The [appellate] courts have interpreted [ N.C.G.S. § 50-13.6 ] to allow the trial court to compare the estates of the parties in making this determination. The court may compare the estates, for example, when the court is determining whether the depletion of the petitioner's estate would be reasonable or unreasonable. A comparison of the individual estates is not required where the evidence is clear that there would be no unreasonable depletion. The court may decide not to compare estates, for example, when the monthly income of the party seeking attorney's fees exceeds monthly expenses and the party has a large estate and no debts.
2 Suzanne Reynolds, Lee's North Carolina Family Law § 10.72 at 602-03 (5th ed. 1999 & Supp. 2018) (internal citations and quotation marks omitted) (emphasis added). Thus, the trial court must make a two-step analysis in determining whether a party has insufficient means to defray the costs of the action: (1) would the payment of attorney's fees deplete the party's estate, and (2) if the payment of attorney's fees would deplete the party's estate, would the depletion be reasonable or unreasonable?
In determining Mother's estate, income, and debts, there is sufficient evidence in the Record to support the conclusion the payment of Mother's attorney's fees is a gift and not a debt. When asked about the payment of Mother's legal fees, Mother's parent testified
[Father's Counsel]: Are you paying for [Mother's] legal fees?
[Mother's parent]: Yes, I am.
[Father's Counsel]: How much have you paid so far, approximately?
[Mother's parent]: I'm going to say over $150,000[.00].

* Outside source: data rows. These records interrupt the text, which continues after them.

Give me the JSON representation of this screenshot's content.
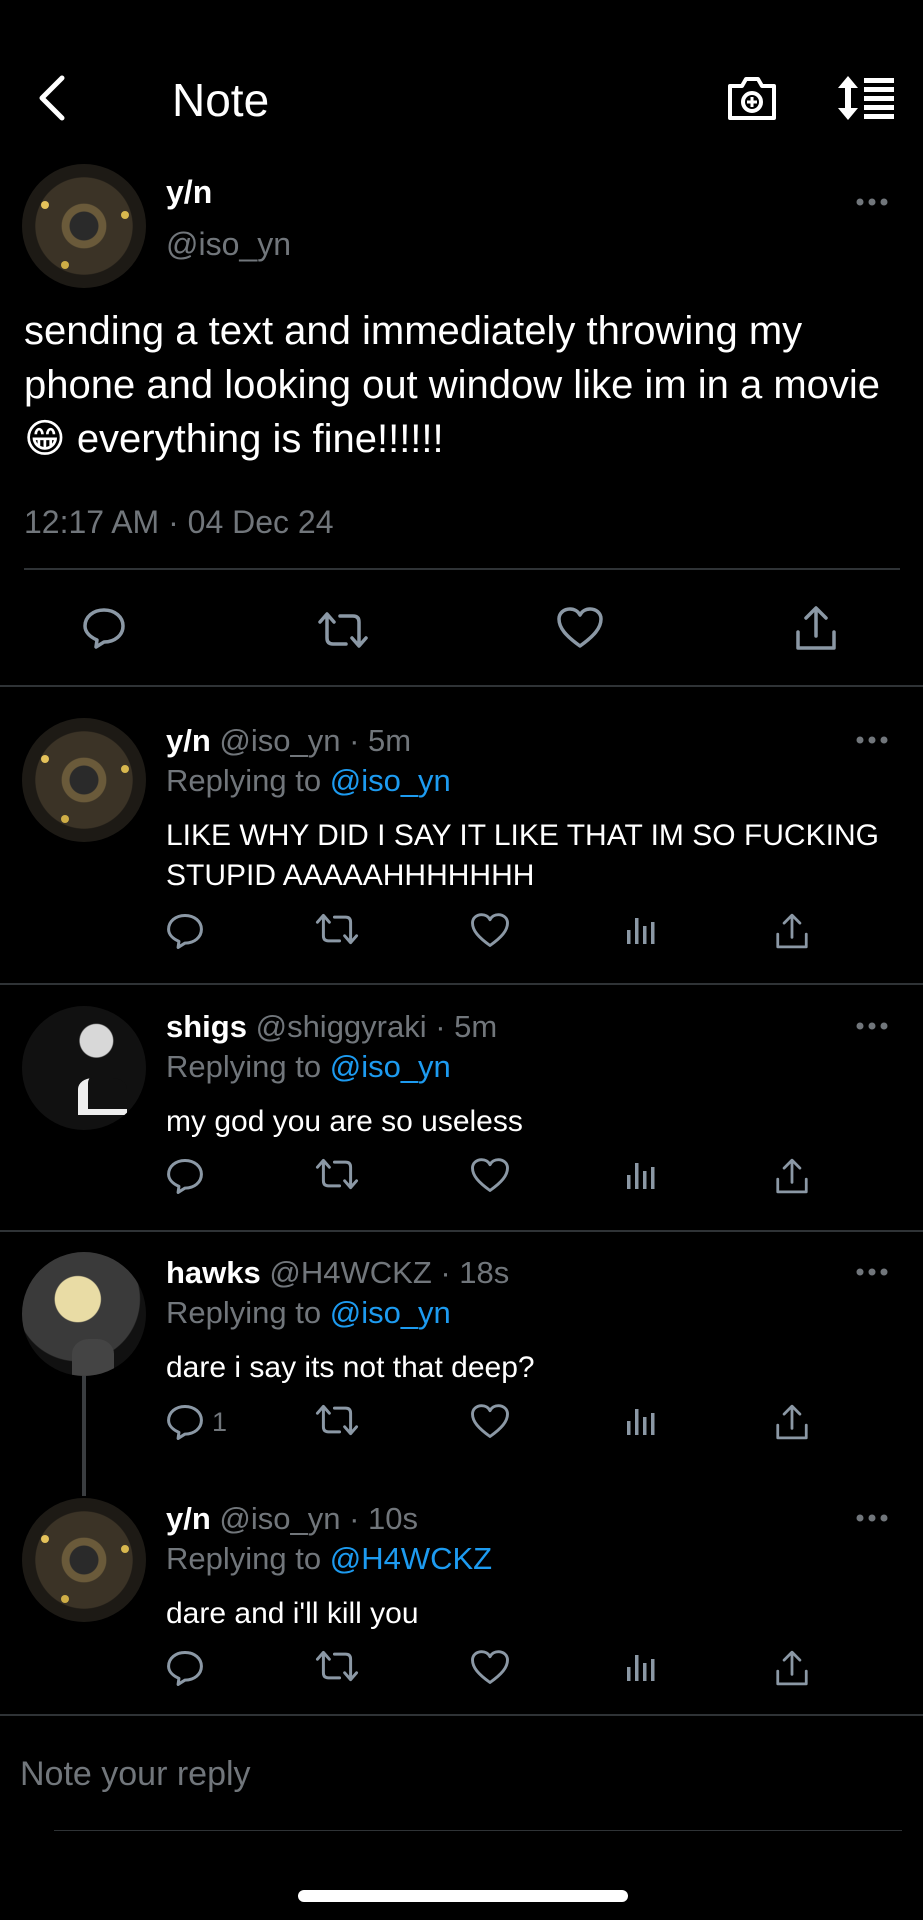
{
  "header": {
    "title": "Note",
    "back_icon": "chevron-left-icon",
    "camera_icon": "camera-add-icon",
    "sort_icon": "sort-list-icon"
  },
  "main_tweet": {
    "name": "y/n",
    "handle": "@iso_yn",
    "text": "sending a text and immediately throwing my phone and looking out window like im in a movie 😁 everything is fine!!!!!!",
    "time": "12:17 AM · 04 Dec 24"
  },
  "replies": [
    {
      "name": "y/n",
      "meta": "@iso_yn · 5m",
      "replying_prefix": "Replying to",
      "replying_to": "@iso_yn",
      "text": "LIKE WHY DID I SAY IT LIKE THAT IM SO FUCKING STUPID AAAAAHHHHHHH"
    },
    {
      "name": "shigs",
      "meta": "@shiggyraki · 5m",
      "replying_prefix": "Replying to",
      "replying_to": "@iso_yn",
      "text": "my god you are so useless"
    },
    {
      "name": "hawks",
      "meta": "@H4WCKZ · 18s",
      "replying_prefix": "Replying to",
      "replying_to": "@iso_yn",
      "text": "dare i say its not that deep?",
      "reply_count": "1"
    },
    {
      "name": "y/n",
      "meta": "@iso_yn · 10s",
      "replying_prefix": "Replying to",
      "replying_to": "@H4WCKZ",
      "text": "dare and i'll kill you"
    }
  ],
  "composer": {
    "placeholder": "Note your reply"
  },
  "colors": {
    "background": "#000000",
    "accent": "#1d9bf0",
    "secondary_text": "#71767b",
    "divider": "#2f3336"
  }
}
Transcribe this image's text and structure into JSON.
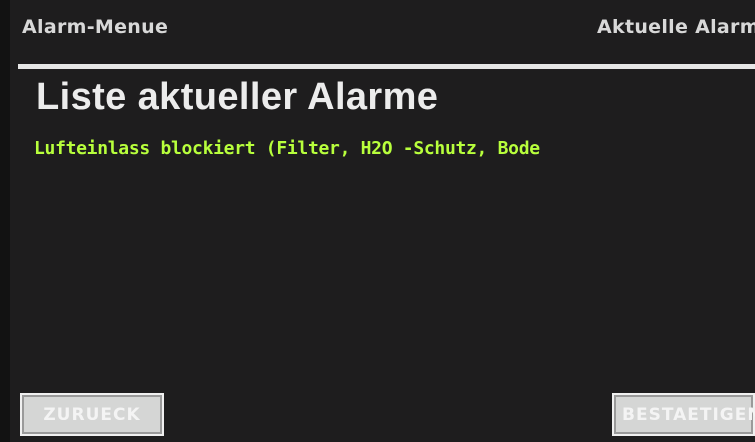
{
  "header": {
    "menu_title": "Alarm-Menue",
    "section_title": "Aktuelle Alarme"
  },
  "main": {
    "title": "Liste aktueller Alarme",
    "alarms": [
      "Lufteinlass blockiert (Filter, H2O -Schutz, Bode"
    ]
  },
  "buttons": {
    "back_label": "ZURUECK",
    "confirm_label": "BESTAETIGEN"
  },
  "colors": {
    "background": "#1e1d1e",
    "alarm_text": "#b8ff3c",
    "header_text": "#d8d8d8",
    "button_face": "#d5d6d5"
  }
}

[Father's Counsel]: Has [Mother] signed any promissory notes in regard to that?
[Mother's parent]: No.
[Father's Counsel]: Are you requiring her to pay that back?
[Mother's parent]: No.
Therefore, the payment of Mother's attorney's fees is a gift, not a debt, and must be considered as part of her assets and estate. The trial court failed to take into account the impact of this gift on Mother's estate and further, did not inquire if Mother's payment of attorney's fees would deplete this estate. Additionally, the trial court failed to determine whether the depletion would be reasonable or unreasonable. The trial court did not properly satisfy the statutory requirements and therefore the issue should be remanded to the trial court to make a finding regarding whether Mother's payment of her attorney's fees would or would not be an unreasonable depletion of her estate.
CONCLUSION
The trial court erred in awarding Mother final decision-making authority without the necessary supporting findings of fact. This issue should be remanded to the trial court to make specific findings of fact regarding whether a warrant of unequal division of joint legal decision-making authority is justified. Further, the trial court did not satisfy the statutory requirements in awarding Mother attorney's fees. For these reasons, I must dissent.